O que me intriga é o fato de a nova geração comprar não só o mito, mas também
a hipocrisia que ele oculta. Em uma época como a nossa, em que a hipocrisia nos
assuntos relativos a sexo é tão condenada, é estranho ver a hipocrisia daqueles
que propagam uma certa liberação de
qualquer censura passar despercebida. Será assim tão difícil reconhecer que
sua real preocupação é a liberdade
ilimitada para ganhar dinheiro? [5]
Mas não pode haver negócio bem sucedido a menos que exista uma necessidade
substancial a ser atendida por este mesmo negócio. E, de fato, estamos
presenciando, em nossa cultura atual, o que se poderia chamar de “inflação do
sexo”. Só podemos entender este fenômeno em oposição a um fundo muito amplo.
Hoje em dia somos confrontados com um número sempre crescente de clientes que
reclamam de uma sensação de ausência de significação, de vazio, vácuo interior,
vazio existencial, como eu costumo
chamá-lo. Isto se deve a dois fatos: em contraste com o animal, o homem não é
informado pelos impulsos e instintos quanto ao que deve fazer; e, em contraste
com o homem de tempos atrás, as tradições e os valores não lhe dizem mais o que
deveria ser feito. Em nossos dias, ele, às vezes, não sabe mais o que realmente
deseja.[6]
É precisamente dentro deste vazio existencial que a libido sexual está se
hipertrofiando. E é esta hipertrofia que provoca a “inflação do sexo”. Como em
qualquer espécie de inflação - por exemplo, a do mercado financeiro - a
inflação sexual está associada à desvalorização. E o sexo está tão
desvalorizado quanto está desumanizado. Assim, observamos a tendência atual de
levar uma vida sexual que não esteja integrada na vida particular da pessoa,
mas, ao contrário, orientada pelo prazer. A despersonalização
do sexo é compreensível uma vez que a diagnostiquemos como sintoma daquilo
que denomino frustração existencial:
a frustração da procura de um sentido
pelo homem. [7]
Essas
são as causas; mas o que dizer dos efeitos? Quanto mais a procura de sentido de
alguém for frustrada, mais o indivíduo embarca no que, desde a Declaração de
Independência da América, tem sido chamado de “busca da felicidade”. Em última
análise, a busca pretende servir ao propósito da intoxicação e da estupefação.
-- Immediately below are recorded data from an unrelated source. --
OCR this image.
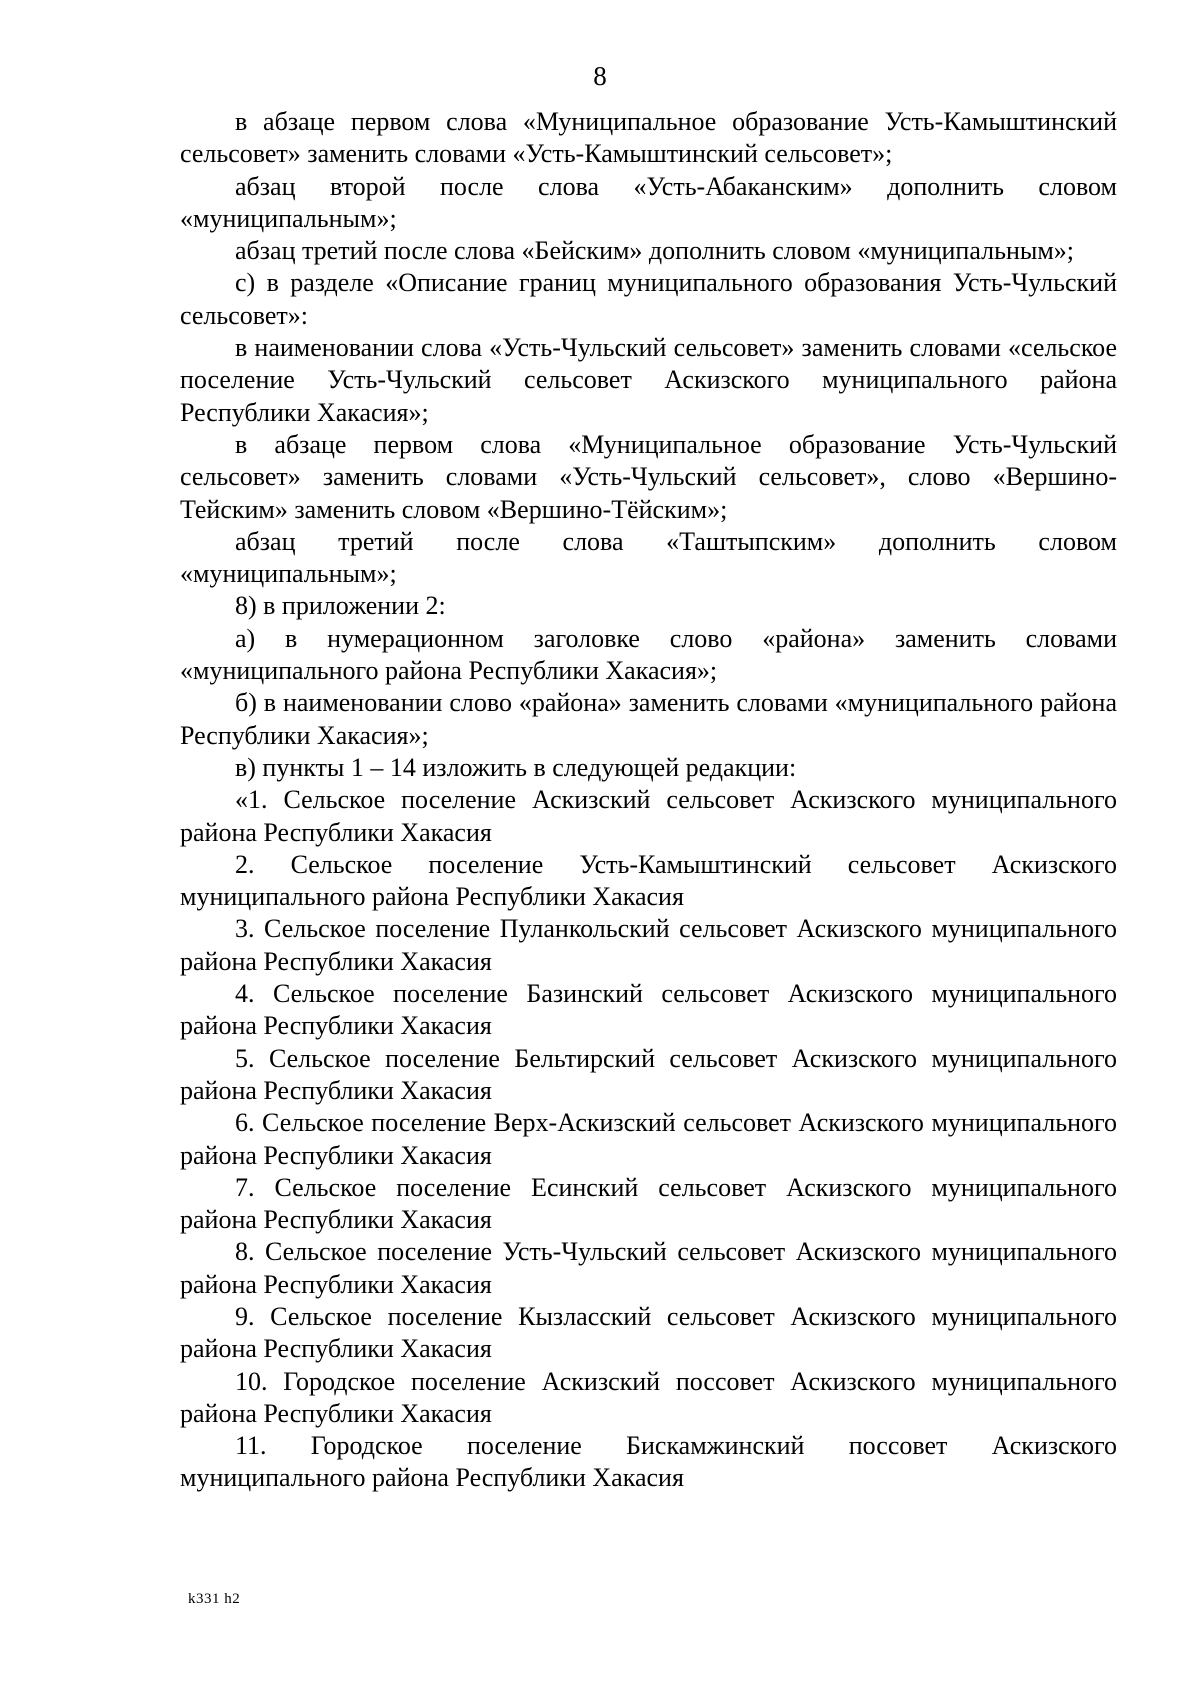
8

в абзаце первом слова «Муниципальное образование Усть-Камыштинский сельсовет» заменить словами «Усть-Камыштинский сельсовет»;

абзац второй после слова «Усть-Абаканским» дополнить словом «муниципальным»;

абзац третий после слова «Бейским» дополнить словом «муниципальным»;

с) в разделе «Описание границ муниципального образования Усть-Чульский сельсовет»:

в наименовании слова «Усть-Чульский сельсовет» заменить словами «сельское поселение Усть-Чульский сельсовет Аскизского муниципального района Республики Хакасия»;

в абзаце первом слова «Муниципальное образование Усть-Чульский сельсовет» заменить словами «Усть-Чульский сельсовет», слово «Вершино-Тейским» заменить словом «Вершино-Тёйским»;

абзац третий после слова «Таштыпским» дополнить словом «муниципальным»;

8) в приложении 2:

а) в нумерационном заголовке слово «района» заменить словами «муниципального района Республики Хакасия»;

б) в наименовании слово «района» заменить словами «муниципального района Республики Хакасия»;

в) пункты 1 – 14 изложить в следующей редакции:

«1. Сельское поселение Аскизский сельсовет Аскизского муниципального района Республики Хакасия

2. Сельское поселение Усть-Камыштинский сельсовет Аскизского муниципального района Республики Хакасия

3. Сельское поселение Пуланкольский сельсовет Аскизского муниципального района Республики Хакасия

4. Сельское поселение Базинский сельсовет Аскизского муниципального района Республики Хакасия

5. Сельское поселение Бельтирский сельсовет Аскизского муниципального района Республики Хакасия

6. Сельское поселение Верх-Аскизский сельсовет Аскизского муниципального района Республики Хакасия

7. Сельское поселение Есинский сельсовет Аскизского муниципального района Республики Хакасия

8. Сельское поселение Усть-Чульский сельсовет Аскизского муниципального района Республики Хакасия

9. Сельское поселение Кызласский сельсовет Аскизского муниципального района Республики Хакасия

10. Городское поселение Аскизский поссовет Аскизского муниципального района Республики Хакасия

11. Городское поселение Бискамжинский поссовет Аскизского муниципального района Республики Хакасия

k331 h2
Mas, que tristeza, é a própria busca da felicidade que a condena ao fracasso. A felicidade não pode ser perseguida porque
ela deve seguir-se ao natural, e ela só pode vir como resultado do viver a
autotranscendência, a dedicação e a devoção para com a causa a ser servida, ou
a pessoa a ser amada.
Em
nenhum outro lugar esta verdade é mais perceptível do que no campo da
felicidade sexual. Quanto mais a
transformarmos em um objetivo, tanto mais nos escapará. Quanto mais um
homem tentar demonstrar sua potência, mais propenso estará a tornar-se
impotente; e quanto mais uma mulher tentar demonstrar a si mesma que é capaz de
obter gozo completo, maior tendência terá a ser vítima de frigidez. E a maior
parte dos casos de neurose sexual de que tomei conhecimento nas minhas muitas
décadas de prática como psiquiatra pode ser facilmente atribuída a este estado
de coisas.
Assim,
a tentativa de curar tais casos tem de começar pela eliminação do caráter de
exigência que o neurótico sexual geralmente imputa e atribui à realização
sexual. Elaborei a técnica por meio da qual este tratamento pode ser
implementado, em artigo publicado no International
Journal of Sexology, em 1952.[8]
O que desejo afirmar aqui, contudo, é o fato de que nossa cultura atual - que,
devido à motivação delineada acima, idolatra a realização sexual - contribui
ainda mais com o caráter de exigência experimentado pelo neurótico sexual e,
assim, com a sua neurose.
O
uso da pílula, que permitiu maior exigência e espontaneidade às parceiras,
encorajou involuntariamente esta tendência. Autores americanos observam que o
movimento de liberação feminina, por ter libertado as mulheres de antigos tabus
e inibições, trouxe como uma de suas consequências que até mesmo as colegiais
se tornaram muito mais exigentes quanto à sua satisfação sexual, reclamando-a
de seus colegas de escola.[9] O
resultado paradoxal foi uma nova série de problemas chamados de “impotência
colegial” ou “a nova impotência”.[10]
Os
tabus e inibições vitorianos estão desaparecendo, e, à medida em que essa
liberdade verdadeira vai sendo obtida, um passo à frente está sendo dado.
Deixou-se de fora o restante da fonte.